By Sioux City Journal
What we feared and warned about when Bob Vander Plaats and his supporters began their first crusade to remove Iowa Supreme Court justices in 2010 is on full display again this election year — to the continuing detriment of our state’s judicial system.
Buoyed by a successful effort to defeat three justices (Marsha Ternus, David Baker and Michael Streit) for retention two years ago, Vander Plaats and his followers are engaged in a new bid to defeat another justice (David Wiggins) involved in the Supreme Court’s unanimous 2009 decision legalizing gay marriage in the state.
The result: A full-blown political battle, complete with attendant baggage. We have statements and speeches, polls, involvement of competing special interests (Family Leader, the Vander Plaats-led organization, and Justice Not Politics, led by former Lt. Gov. Sally Pederson, to name just two), the introduction of outside money and influence (the National Organization for Marriage, for example), visiting politicians from other states (Quite frankly, we can’t imagine Terry Branstad sticking his nose into a Louisiana state issue as Gov. Bobby Jindal plans to do here this week) and a “No Wiggins” bus tour.
And this, in the world of Vander Plaats, is good? Pardon us our trepidation as the political storm clouds continue to build over our state’s courtrooms.
Regardless of their views about gay marriage, Iowans should understand: The independent foundation on which a strong court system is based is at risk of being weakened in our state. The kinds of organized campaigns we have witnessed in 2010 and again this year to drive out judges as political retaliation for a ruling establishes an unsettling precedent for a future in which the infusion of political ideology routinely will force Iowa judges to raise money and wage political campaigns to stay on the bench. These questions arise: Will judges begin to consider the political ramifications of rulings? Will judges become beholden to special interests and their cash?
Once you open the door to politics, it’s hard to close it.
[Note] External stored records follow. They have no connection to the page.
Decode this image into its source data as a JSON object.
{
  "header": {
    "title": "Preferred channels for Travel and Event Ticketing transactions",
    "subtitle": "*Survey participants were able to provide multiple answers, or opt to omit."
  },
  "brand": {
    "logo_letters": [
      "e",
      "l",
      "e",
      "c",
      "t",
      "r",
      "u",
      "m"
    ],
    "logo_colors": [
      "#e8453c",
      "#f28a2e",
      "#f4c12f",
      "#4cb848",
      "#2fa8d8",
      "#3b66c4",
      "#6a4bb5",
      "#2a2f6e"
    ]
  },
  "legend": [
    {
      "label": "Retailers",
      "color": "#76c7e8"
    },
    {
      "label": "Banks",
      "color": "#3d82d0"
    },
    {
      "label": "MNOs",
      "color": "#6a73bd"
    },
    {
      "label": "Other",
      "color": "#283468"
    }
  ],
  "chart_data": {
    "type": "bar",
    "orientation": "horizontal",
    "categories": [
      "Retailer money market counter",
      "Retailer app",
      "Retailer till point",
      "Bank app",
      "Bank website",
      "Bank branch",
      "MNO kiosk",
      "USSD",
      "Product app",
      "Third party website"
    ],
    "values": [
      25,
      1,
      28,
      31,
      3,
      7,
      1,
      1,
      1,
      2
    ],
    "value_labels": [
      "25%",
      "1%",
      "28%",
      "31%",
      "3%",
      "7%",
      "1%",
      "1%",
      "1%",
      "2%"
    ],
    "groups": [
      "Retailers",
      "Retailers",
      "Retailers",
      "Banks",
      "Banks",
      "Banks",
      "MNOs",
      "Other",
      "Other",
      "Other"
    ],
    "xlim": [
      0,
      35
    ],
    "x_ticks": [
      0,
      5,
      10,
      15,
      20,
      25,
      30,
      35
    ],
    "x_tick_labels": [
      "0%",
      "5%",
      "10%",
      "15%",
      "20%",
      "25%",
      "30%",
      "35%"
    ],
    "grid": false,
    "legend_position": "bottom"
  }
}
Today, Vander Plaats is unhappy about an “activist” court decision; tomorrow, the leader of some left-leaning political organization may be upset about what he or she perceives as an “activist” ruling and seek payback — and the cycle will continue.
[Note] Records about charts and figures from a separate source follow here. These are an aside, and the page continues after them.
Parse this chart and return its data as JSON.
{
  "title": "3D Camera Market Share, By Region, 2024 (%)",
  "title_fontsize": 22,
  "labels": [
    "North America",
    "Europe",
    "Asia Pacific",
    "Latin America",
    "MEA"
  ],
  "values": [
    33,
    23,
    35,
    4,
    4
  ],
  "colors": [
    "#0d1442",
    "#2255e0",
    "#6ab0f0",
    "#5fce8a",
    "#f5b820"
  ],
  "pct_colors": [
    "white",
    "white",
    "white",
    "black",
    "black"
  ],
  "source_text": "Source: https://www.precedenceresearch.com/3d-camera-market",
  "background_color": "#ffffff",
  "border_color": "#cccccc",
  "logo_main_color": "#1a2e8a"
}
We subscribe to the narrow view of retention votes. Judges should be removed from the bench only for reasons of malfeasance or gross incompetence, not for political retribution. Removing Ternus, Baker and Streit didn’t overturn the controversial 2009 court decision and removing Wiggins won’t either. Defeating them is meant to punish them and warn others.
Those Iowans who wish to make gay marriage illegal would be better-advised to focus their energy on electing more state legislators who agree with them this fall in anticipation of pushing a constitutional amendment through the General Assembly.
According to Vander Plaats, he’s working to restore integrity to our court system. In our view, he’s doing the opposite — sucking integrity out of it.
By voting to retain Wiggins, Iowans will reject this political power play and send a message of opposition to the short-sighted, misguided injection of politics into our state’s judicial system. We are hopeful of just such an outcome.